Une baisse timide et inégale
Peut-on se réjouir? Evidemment. Doit-on rester prudent? Tout autant. Cette baisse globale de 7% pour la dernière année recouvre des réalités bien différentes et les données sont assez difficiles à interpréter. Beaucoup de déclarations fournies électroniquement sont encore incomplètes et le mode de transmission et le pays de naissance des cas déclarés sont donc des données imputées —estimées— pour la majorité des cas. Le BEH indiquait ainsi en 2017 que le taux de données imputées pour ces 2 variables était estimé à 60%.
D’autre part, la tendance à la baisse, légère, est notable depuis plusieurs années chez les personnes déclarant des rapports hétérosexuels, ce qui souligne probablement l’effet préventif du traitement chez les personnes vivant avec le VIH.
Par classe d’âge, 13% des personnes ayant découvert leur séropositivité sont âgées de moins de 25 ans, 64% de 25 à 49 ans et 23% de 50 ans ou plus. Chez les HSH nés en France et les hommes hétérosexuels nés en France ou à l’étranger, la diminution depuis 2013 n’est observée que chez les 25 à 49 ans. Cette stabilité chez les moins de 25 ans et chez les plus de 60 ans souligne cruellement l’absence de campagne publique de prévention et d’incitation au dépistage, alors que ces mêmes populations ne se retrouvent quasiment pas dans les essais et les programmes de Prep.

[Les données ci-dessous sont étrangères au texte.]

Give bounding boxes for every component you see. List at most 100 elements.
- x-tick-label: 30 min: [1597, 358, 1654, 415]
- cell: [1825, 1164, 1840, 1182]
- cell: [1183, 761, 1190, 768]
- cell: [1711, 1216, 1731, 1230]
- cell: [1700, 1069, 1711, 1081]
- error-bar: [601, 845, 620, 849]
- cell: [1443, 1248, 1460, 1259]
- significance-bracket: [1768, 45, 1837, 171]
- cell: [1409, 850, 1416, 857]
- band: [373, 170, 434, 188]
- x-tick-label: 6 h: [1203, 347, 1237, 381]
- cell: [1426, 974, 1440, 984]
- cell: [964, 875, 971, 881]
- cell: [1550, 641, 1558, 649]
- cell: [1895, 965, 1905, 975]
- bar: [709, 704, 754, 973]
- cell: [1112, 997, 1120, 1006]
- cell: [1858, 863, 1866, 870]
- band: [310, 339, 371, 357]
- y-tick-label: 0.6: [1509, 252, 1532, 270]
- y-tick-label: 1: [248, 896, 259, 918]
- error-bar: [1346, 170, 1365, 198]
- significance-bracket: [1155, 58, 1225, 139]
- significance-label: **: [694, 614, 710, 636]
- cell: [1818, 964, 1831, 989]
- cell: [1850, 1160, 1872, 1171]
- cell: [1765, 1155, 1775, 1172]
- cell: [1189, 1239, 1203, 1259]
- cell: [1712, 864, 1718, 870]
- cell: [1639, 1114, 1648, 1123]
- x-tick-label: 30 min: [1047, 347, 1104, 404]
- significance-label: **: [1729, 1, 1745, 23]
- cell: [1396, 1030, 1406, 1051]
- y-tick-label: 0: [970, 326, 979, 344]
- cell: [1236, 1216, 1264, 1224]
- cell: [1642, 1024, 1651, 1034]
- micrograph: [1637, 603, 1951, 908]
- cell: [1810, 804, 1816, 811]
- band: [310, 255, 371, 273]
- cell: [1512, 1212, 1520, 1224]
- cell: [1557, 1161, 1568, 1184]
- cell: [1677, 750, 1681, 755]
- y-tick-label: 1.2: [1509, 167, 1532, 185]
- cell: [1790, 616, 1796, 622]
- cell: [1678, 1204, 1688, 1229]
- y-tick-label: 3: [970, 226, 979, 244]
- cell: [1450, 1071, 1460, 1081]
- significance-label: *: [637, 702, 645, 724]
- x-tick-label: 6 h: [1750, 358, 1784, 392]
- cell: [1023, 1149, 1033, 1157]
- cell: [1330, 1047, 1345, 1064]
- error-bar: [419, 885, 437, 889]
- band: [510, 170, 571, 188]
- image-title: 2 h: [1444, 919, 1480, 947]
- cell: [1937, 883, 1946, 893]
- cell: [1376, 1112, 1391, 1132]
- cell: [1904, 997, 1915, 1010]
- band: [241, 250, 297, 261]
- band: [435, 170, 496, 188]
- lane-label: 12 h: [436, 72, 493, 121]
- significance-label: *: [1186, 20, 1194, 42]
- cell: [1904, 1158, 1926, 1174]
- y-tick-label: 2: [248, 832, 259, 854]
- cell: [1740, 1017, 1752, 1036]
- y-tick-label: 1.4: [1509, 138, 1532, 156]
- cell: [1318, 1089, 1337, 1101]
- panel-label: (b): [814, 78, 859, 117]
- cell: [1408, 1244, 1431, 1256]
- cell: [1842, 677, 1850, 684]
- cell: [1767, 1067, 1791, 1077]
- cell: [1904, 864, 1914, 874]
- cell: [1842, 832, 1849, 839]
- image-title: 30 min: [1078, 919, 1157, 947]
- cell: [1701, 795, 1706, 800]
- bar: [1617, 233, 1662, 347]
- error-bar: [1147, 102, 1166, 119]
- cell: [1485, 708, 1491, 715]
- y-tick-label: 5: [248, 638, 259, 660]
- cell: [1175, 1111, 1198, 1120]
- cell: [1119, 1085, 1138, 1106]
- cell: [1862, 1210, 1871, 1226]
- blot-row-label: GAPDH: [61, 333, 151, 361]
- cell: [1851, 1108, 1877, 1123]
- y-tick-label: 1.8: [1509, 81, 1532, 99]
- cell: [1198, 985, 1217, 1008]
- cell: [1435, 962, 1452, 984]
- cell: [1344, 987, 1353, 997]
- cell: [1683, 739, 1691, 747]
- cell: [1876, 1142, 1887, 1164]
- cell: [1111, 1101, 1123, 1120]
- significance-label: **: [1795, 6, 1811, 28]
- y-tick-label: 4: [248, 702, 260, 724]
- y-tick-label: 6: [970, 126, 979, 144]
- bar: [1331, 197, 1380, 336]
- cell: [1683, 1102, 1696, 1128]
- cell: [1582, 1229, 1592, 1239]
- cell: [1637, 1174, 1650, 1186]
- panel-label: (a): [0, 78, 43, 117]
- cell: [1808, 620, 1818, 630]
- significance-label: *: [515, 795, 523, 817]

Enfin comment expliquer le différentiel entre -16% de nouvelles contaminations à Paris et -7% au niveau national? Faisons-nous face, en France, comme aux USA, à une épidémie «rurale» ou des petites villes, mal connue, et entretenue par une inégalité face à l’accès aux nouvelles méthodes de prévention et de dépistage?
De la même façon, Santé publique France insiste sur le fait que la diminution du nombre de découvertes de séropositivité VIH ne concerne ni les femmes hétérosexuelles nées à l’étranger, ni les HSH nés à l’étranger. Chez ces femmes, la vulnérabilité liée au parcours migratoire les expose au VIH et elles bénéficient peu du Tasp à cause du dépistage tardif chez leurs partenaires masculins. Chez les HSH nés à l’étranger, le recours au dépistage pourrait avoir augmenté ces dernières années mais il reste tardif. Et leur accès à la PrEP est encore bien insuffisant. La situation épidémiologique des migrants appelle une action déterminée en termes de dépistage et d’accès aux soins et à la PrEP qui ne peut qu’être contrecarrée par les discours ambiants de stigmatisation, les politiques de plus en plus drastiques contre leur présence sur le territoire et le déni des droits fondamentaux.
Les données régionales qui seront publiées fin novembre seront très intéressantes pour comprendre les tendances actuelles de l’épidémie selon la mobilisation des acteurs au niveau régional et local.